Minimizing Human Intervention in Online Classification
William Réveillard, Vasileios Saketos, Alexandre Proutiere, Richard Combes
TL;DR
The paper studies online classification with costly human input, formalizing a setting where each query embedding is drawn IID and the agent can query a human expert or guess the answer. It introduces geometry-driven algorithms (CHC, CC, GHC) that balance expert cost and predictive accuracy by exploiting convex/spherical regions in embedding space; CHC builds hull-based confidence regions to avoid mistakes, CC uses center estimation for small budgets, and GHC adds a tunable threshold to adaptively trade off risk. Theoretical results establish minimax-optimal regret bounds in certain regimes (notably CHC in $d=1$ and CHC/vanilla in higher dimensions under convex-geometry analysis), while CC provides sharp bounds in subgaussian mixtures for short horizons, and GHC bridges regimes with empirical gains.
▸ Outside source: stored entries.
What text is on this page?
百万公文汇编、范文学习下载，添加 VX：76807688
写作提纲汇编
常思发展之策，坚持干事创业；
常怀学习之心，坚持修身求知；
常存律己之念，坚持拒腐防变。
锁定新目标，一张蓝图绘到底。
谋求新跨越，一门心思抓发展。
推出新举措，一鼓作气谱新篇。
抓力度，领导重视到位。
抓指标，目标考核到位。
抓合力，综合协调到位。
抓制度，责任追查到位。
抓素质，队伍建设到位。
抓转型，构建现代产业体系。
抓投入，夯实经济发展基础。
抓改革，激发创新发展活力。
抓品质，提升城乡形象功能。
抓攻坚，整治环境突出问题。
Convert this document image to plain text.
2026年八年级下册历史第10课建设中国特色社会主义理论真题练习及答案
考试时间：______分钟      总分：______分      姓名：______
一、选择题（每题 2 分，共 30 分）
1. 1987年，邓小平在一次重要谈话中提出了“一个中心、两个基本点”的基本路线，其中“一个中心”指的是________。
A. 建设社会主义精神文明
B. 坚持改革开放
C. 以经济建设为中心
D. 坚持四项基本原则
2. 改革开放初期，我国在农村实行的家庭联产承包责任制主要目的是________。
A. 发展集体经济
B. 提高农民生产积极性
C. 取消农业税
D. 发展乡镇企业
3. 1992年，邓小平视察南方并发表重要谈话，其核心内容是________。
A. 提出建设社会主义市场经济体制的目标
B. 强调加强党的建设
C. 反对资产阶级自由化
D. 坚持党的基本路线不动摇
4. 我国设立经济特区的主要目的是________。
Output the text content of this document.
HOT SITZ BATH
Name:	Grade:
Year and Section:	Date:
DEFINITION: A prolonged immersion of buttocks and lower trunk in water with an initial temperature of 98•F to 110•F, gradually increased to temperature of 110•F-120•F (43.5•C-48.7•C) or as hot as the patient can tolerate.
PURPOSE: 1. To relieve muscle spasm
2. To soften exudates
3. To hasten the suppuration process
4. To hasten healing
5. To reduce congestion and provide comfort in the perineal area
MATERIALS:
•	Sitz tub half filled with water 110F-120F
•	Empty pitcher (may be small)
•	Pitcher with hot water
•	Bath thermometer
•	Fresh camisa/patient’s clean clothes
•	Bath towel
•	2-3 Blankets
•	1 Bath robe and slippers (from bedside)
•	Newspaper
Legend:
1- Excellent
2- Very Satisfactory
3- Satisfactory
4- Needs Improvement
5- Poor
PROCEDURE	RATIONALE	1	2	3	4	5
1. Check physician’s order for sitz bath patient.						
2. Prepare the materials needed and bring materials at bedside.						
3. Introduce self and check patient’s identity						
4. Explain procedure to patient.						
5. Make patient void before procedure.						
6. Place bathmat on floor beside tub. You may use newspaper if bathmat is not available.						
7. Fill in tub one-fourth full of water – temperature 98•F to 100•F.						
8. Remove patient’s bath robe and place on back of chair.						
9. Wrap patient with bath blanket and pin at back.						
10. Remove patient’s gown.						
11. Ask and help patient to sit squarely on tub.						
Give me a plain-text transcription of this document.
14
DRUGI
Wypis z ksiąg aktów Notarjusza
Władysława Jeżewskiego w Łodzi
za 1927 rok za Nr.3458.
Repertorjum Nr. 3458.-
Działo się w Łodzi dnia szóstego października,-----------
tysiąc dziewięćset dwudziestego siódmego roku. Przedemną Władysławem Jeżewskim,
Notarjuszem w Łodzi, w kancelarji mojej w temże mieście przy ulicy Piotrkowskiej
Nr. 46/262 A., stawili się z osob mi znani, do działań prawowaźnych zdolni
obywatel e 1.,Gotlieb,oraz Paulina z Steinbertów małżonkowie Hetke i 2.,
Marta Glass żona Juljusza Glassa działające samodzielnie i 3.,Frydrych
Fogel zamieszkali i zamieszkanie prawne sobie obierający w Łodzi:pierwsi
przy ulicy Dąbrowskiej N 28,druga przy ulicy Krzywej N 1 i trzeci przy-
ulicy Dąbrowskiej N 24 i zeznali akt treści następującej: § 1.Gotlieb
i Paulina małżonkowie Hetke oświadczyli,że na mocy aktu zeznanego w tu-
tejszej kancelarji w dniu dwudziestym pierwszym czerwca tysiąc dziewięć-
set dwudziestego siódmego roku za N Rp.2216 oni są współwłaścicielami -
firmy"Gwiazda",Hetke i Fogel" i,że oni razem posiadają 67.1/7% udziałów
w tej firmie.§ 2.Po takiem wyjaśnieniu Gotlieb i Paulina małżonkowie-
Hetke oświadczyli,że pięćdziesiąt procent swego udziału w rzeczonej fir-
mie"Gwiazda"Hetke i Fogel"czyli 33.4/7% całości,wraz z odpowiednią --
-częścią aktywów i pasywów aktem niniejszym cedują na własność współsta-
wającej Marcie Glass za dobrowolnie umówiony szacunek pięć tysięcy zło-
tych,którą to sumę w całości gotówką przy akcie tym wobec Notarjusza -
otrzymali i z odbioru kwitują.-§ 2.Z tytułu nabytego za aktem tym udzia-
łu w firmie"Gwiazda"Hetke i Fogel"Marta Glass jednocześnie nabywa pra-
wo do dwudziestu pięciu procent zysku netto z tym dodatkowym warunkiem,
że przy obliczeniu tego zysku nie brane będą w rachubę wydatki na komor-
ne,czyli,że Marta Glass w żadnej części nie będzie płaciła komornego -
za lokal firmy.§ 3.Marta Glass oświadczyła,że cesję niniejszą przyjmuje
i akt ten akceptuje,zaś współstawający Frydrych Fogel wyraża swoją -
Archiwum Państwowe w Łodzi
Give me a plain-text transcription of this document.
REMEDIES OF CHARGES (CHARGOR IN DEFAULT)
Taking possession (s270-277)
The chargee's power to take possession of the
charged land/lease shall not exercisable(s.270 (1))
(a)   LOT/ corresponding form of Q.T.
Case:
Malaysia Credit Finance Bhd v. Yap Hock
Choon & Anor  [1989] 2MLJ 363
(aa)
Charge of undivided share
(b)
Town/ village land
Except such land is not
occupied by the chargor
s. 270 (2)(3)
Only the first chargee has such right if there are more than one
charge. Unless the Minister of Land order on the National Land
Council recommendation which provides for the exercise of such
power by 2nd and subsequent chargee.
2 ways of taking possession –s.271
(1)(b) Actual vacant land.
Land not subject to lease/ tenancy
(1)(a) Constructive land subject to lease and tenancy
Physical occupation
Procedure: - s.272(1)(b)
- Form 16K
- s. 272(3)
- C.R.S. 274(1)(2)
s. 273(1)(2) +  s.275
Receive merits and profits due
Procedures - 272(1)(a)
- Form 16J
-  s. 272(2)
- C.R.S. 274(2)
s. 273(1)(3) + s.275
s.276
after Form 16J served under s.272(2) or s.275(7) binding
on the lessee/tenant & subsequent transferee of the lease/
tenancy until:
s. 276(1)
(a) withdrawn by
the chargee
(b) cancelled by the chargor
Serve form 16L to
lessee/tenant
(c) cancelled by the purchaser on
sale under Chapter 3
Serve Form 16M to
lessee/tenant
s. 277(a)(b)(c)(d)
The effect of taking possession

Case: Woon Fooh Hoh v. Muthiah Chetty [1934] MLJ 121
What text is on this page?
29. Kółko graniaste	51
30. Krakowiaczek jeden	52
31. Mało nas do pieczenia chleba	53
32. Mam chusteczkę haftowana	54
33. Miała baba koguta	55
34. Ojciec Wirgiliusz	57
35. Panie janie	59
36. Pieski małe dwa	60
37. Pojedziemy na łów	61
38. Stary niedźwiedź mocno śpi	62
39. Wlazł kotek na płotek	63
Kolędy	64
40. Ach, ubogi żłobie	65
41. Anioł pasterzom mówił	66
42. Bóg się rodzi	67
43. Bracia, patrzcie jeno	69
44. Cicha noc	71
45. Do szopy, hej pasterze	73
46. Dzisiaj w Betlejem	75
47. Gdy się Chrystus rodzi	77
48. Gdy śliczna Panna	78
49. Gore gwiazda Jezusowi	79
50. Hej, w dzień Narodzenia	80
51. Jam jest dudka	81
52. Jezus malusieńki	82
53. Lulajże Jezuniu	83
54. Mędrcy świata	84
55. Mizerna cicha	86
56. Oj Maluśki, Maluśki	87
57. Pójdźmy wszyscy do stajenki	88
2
Experiments on synthetic data and real-world QA datasets with LLM embeddings demonstrate practical gains from aggressive guessing via GHC and show robustness to embedding dimensionality and density patterns, highlighting the approach’s potential to reduce costly human labeling in large-scale systems.
Abstract
We introduce and study an online problem arising in question answering systems. In this problem, an agent must sequentially classify user-submitted queries represented by $d$-dimensional embeddings drawn i.i.d. from an unknown distribution. The agent may consult a costly human expert for the correct label, or guess on her own without receiving feedback. The goal is to minimize regret against an oracle with free expert access. When the time horizon $T$ is at least exponential in the embedding dimension $d$, one can learn the geometry of the class regions: in this regime, we propose the Conservative Hull-based Classifier (CHC), which maintains convex hulls of expert-labeled queries and calls the expert as soon as a query lands outside all known hulls. CHC attains $\mathcal{O}(\log^d T)$ regret in $T$ and is minimax optimal for $d=1$. Otherwise, the geometry cannot be reliably learned without additional distributional assumptions. We show that when the queries are drawn from a subgaussian mixture, for $T \le e^d$, a Center-based Classifier (CC) achieves regret proportional to $N\log{N}$ where $N$ is the number of labels. To bridge these regimes, we introduce the Generalized Hull-based Classifier (GHC), a practical extension of CHC that allows for more aggressive guessing via a tunable threshold parameter. Our approach is validated with experiments, notably on real-world question-answering datasets using embeddings derived from state-of-the-art large language models.